After death of Mohandas Karamchand Gandhi (Mahatma Gandhi), on 30 Jan 1948, fifty-eight plus years have passed. During these years the greatness of Mahatma has faded out from the mind of people. Today we see Gandhi only on statues & city roads names. He is nowhere in the hearts of young generation. His principles of ‘satya’ and ‘ahimsa’, honesty got confined to the text books of the school students. From this state he has now been freed and his principles came to the light by a popular Bollywood hindi film and he has become a popular icon of ‘satya’ ‘ahimsa’ and truth to the young generation.

But what was his views about cinema? What was the thinking of Mahatma on Cinema of his times? ‘Father of Nation’ himself thought cinema as ‘often bad’ and ‘sinful’. Once he viewed on the Indian cinema expressing a frank opinion: “Cinema is a sinful technology”.

His newspaper editorials and letters to film associations equated cinema with evils like gambling, sutta, horse racing and so on. In his paper, ‘Harijan’, he wrote, “If I began to organise picketing in respect of them (the evil of cinema), I should lose my caste, my Mahatmaship.”

Once Mahatma replied to the Indian Cinematograph Committee, dated November 12, 1927 with characteristic humility: “I should be unfit to answer your questionnaire as I have never been to a cinema.” (Source : Times of India).

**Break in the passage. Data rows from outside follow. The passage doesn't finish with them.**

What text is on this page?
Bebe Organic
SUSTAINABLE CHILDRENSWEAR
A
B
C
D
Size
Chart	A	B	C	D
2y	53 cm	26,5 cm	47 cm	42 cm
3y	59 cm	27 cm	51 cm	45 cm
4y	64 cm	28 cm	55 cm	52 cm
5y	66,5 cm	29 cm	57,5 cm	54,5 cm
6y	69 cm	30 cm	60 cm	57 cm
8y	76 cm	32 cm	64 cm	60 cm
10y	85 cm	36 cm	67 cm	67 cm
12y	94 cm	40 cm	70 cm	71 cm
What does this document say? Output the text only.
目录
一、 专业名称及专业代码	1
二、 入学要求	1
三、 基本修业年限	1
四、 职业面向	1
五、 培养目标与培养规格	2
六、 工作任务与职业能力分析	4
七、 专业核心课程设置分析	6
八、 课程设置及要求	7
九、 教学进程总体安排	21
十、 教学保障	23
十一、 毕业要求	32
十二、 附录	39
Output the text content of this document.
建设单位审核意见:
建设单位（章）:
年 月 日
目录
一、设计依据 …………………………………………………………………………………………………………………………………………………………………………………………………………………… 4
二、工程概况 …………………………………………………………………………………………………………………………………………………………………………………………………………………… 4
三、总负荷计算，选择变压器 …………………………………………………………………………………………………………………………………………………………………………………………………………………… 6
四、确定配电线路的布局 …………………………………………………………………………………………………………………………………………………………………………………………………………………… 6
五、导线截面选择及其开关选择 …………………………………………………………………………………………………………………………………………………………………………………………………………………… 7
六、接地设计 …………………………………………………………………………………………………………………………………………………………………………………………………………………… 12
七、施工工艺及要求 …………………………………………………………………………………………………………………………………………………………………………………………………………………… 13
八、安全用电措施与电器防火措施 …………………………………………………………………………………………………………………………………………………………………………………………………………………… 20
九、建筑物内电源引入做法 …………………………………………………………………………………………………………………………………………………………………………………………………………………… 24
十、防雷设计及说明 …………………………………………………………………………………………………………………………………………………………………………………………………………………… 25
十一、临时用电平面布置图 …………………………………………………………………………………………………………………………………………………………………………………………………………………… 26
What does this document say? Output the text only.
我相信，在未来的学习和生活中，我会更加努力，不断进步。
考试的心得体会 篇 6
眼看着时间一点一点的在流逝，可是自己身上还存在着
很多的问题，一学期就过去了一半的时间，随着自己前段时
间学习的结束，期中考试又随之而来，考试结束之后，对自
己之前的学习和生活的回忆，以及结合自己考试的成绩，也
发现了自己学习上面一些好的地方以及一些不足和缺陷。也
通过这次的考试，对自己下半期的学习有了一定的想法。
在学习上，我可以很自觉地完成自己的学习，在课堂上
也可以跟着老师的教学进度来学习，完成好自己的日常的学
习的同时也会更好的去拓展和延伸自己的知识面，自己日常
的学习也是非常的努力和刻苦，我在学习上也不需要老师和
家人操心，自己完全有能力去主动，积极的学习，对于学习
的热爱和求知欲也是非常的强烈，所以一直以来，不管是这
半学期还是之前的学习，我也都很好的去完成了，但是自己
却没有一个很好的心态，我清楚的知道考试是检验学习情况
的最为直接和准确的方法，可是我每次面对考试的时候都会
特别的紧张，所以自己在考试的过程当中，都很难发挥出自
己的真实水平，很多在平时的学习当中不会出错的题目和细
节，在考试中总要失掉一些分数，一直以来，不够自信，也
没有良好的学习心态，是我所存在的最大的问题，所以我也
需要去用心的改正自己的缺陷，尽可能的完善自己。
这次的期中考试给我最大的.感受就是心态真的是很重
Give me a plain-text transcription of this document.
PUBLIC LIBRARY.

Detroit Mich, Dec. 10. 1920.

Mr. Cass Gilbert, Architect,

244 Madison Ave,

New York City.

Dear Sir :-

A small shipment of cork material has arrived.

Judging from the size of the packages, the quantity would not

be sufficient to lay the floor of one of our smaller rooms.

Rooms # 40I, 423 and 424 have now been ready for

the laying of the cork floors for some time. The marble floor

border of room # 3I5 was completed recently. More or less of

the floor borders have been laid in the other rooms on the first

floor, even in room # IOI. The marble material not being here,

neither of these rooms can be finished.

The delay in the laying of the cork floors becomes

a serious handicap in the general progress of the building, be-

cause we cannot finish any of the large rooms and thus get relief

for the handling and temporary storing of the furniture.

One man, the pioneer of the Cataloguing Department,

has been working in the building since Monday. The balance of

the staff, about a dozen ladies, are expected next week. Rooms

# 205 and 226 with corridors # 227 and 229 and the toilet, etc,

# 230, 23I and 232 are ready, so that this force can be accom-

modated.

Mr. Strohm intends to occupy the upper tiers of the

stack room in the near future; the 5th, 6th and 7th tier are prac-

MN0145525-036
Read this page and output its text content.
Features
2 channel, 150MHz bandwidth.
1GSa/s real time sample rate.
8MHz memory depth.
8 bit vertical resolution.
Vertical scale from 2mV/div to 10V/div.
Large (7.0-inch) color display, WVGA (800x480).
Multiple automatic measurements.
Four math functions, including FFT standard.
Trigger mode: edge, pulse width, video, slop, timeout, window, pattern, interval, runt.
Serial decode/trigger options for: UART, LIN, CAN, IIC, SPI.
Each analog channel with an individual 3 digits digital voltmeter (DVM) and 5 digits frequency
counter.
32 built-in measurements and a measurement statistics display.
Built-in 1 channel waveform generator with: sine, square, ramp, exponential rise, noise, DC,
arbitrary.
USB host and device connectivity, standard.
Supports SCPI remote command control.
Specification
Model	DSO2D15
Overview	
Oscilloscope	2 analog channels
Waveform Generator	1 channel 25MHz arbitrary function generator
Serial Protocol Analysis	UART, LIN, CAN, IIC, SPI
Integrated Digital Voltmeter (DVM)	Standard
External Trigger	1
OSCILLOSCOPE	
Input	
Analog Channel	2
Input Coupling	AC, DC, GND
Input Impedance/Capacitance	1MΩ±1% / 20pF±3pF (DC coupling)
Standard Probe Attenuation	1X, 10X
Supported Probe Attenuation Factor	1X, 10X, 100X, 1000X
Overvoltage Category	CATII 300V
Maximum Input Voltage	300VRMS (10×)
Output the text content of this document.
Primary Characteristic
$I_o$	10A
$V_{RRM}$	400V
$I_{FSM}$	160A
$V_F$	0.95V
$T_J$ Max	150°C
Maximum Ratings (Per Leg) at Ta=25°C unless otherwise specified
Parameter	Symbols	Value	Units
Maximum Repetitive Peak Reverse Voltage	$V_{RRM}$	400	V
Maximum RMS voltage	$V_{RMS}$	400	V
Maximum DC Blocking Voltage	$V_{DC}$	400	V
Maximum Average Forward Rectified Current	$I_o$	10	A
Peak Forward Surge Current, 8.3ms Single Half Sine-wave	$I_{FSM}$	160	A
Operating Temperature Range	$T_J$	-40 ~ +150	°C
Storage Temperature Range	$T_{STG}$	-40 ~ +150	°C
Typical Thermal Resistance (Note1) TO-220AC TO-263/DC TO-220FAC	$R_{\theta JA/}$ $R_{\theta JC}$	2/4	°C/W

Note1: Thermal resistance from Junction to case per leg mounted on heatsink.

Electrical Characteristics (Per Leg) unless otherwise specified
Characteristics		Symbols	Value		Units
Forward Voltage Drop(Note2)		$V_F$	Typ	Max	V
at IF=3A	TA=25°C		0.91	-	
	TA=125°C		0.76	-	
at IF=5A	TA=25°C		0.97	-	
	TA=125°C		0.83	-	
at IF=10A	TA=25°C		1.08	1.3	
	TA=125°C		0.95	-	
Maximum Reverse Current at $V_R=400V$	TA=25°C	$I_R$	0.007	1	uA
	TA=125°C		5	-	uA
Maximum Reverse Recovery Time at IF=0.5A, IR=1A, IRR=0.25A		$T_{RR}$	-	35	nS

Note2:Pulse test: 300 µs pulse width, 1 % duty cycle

Such was the views of Mahatma about cinema. But in 1982, he himself became the subject of that sinful technology, Cinema, when famous director Richard Attenborough portrayed him in his ‘Gandhi’ and through this film he once again came to the light of today’s world.

Recently the same cinema has again portrait him and his principles on Ahimsa and non-violence in a Hindi cinema in a different manner. The same cinema the ‘sinful technology’ revived the Gandhi-ism and made the Mahatma’s principles relevant to the today’s generation. It has brought back the Gandhi wave back in the life of the people of India from Kashmir to Kanyakumari by the same cinema only.

Attenborough’s film ‘Gandhi’, made Mahatma better known to the western countries. In a recent survey he has been voted as number one leader of the century. This was not possible without the film “Gandhi”.

Though Mahatma had indifferent opinion about the cinema, but the same cinema has presented him to the world in a better way and the world also realized about his greatness (mahatma) again and again. Had he been alive today, he would certainly have changed his opinion about the cinema because with times, the cinema also has undergone revolutionary changes.

The cinema industry of Gandhi era was not in today’s form. It was another medium of entertainment only and it was not considered as an art or media as of today. So Gandhi was not wrong in his place to consider cinema as a sin at that time.

In this context, I should also bring out the other acts which Mahatma used to consider as sins. Mr. Jimmy Carter, Ex president of US, said : according to Gandhi, the seven sins are :

“Wealth without works,

Pleasure without conscience,

Knowledge without character,

Commerce without morality,

Science without humanity,

Worship without sacrifice

and politics without principle.”

It is needless to say that the above acts are sins and one should try to avoid in his own life. Let these morals be a mast for life, to sail the life in right direction.